Dicho lo cual, es evidente que Estados Unidos no es responsable del bodrio cinematográfico que denigra a Mahoma colgado por no se sabe muy bien quién en Internet. Y aún lo es más que las reacciones de las inflamadas turbas salafistas que estamos viendo estos días en Egipto, Libia, Yemen, Sudán y Túnez sólo hablan mal de sus protagonistas, solo confirman su carácter mostrenco en lo ideológico, totalitario en lo político y violento en la metodología. El salafismo, esa interpretación primaria, fundamentalista y excluyente del islam regada en los últimos lustros por los petrodólares de Arabia Saudí –un aliado de Estados Unidos, mire usted por donde- es, tristemente, un tumor en expansión.

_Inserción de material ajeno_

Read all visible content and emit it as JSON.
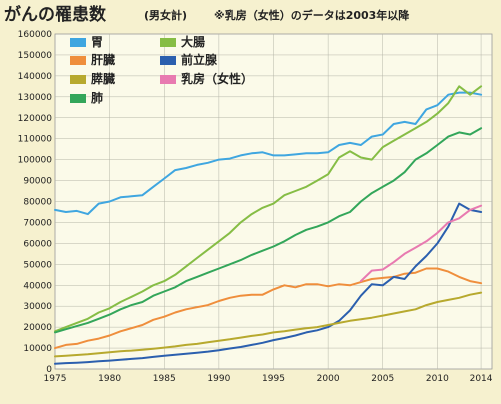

Sus víctimas ahora son las sedes diplomáticas y el personal de Estados Unidos, en flagrante violación de convenciones internacionales que a ellos se las traen al pairo. Pero en los últimos meses lo han sido muchos hombres y mujeres árabes por cosas como hacer exposiciones de cuadros o emitir series de televisión consideradas “blasfemas”; por no llevar el “hiyab” en las calles; por negarse a que los Estados democráticos surgidos de la Primavera Árabe sean confesionalmente integristas. Hasta los pacíficos sufíes, musulmanes defensores de una hermosa vía mística de practicar la religión del Corán, están siendo sañudamente perseguidos por los salafistas en el norte de África. Y en Tombuctú, caída ahora en manos de estos locos de Dios, centenarias expresiones de piedad popular musulmana son destrozadas por los iconoclastas.
Los demócratas tunecinos y sus amigos en el exterior llevaban meses denunciando que los salafistas estaban imponiendo en el país del jazmín su matonismo –exposiciones asaltadas, películas y series de televisión perseguidas, mujeres acosadas…-. Y ello ante la pasividad del gobierno de los islamistas supuestamente moderados de En Nahda, ganadores de las elecciones legislativas libres de 2011, las que siguieron al derrocamiento de Ben Ali. Hasta hoteles que sirven alcohol tan solo en su interior han sido acosados por estas turbas, en un país cuyo principal recurso económico es el hoy escaso turismo extranjero. A esto último responden los salafistas en Túnez y Egipto con un levantamiento de hombros: ellos proponen un turismo “halal” para clientelas de los países del Golfo.
Ahora, con los brutales asaltos en Túnez a las representaciones diplomáticas y otros centros civiles vinculados a Estados Unidos, el mundo sabe que esas denuncias no eran paranoicas, que el salafismo está aprovechando la libertad recién conquistada para imponerse tal y como lo hicieron los nazis en la República de Weimar, a puñetazos si es preciso.
Entretanto, el Estados Unidos de Obama paga una pesada factura histórica. Quizá el mayor símbolo de esta injusticia sea la violenta muerte, el pasado martes, de Chris Stevens en el asalto armado al consulado de Bengasi. El embajador norteamericano en Libia, designado personalmente por el actual presidente norteamericano, hablaba árabe, amaba a los árabes, conocía y respetaba sus usos y costumbres y apoyaba combativamente ese deseo de libertad y dignidad que expresan desde el pasado año millones de ellos. A sus asesinos les importó un comino.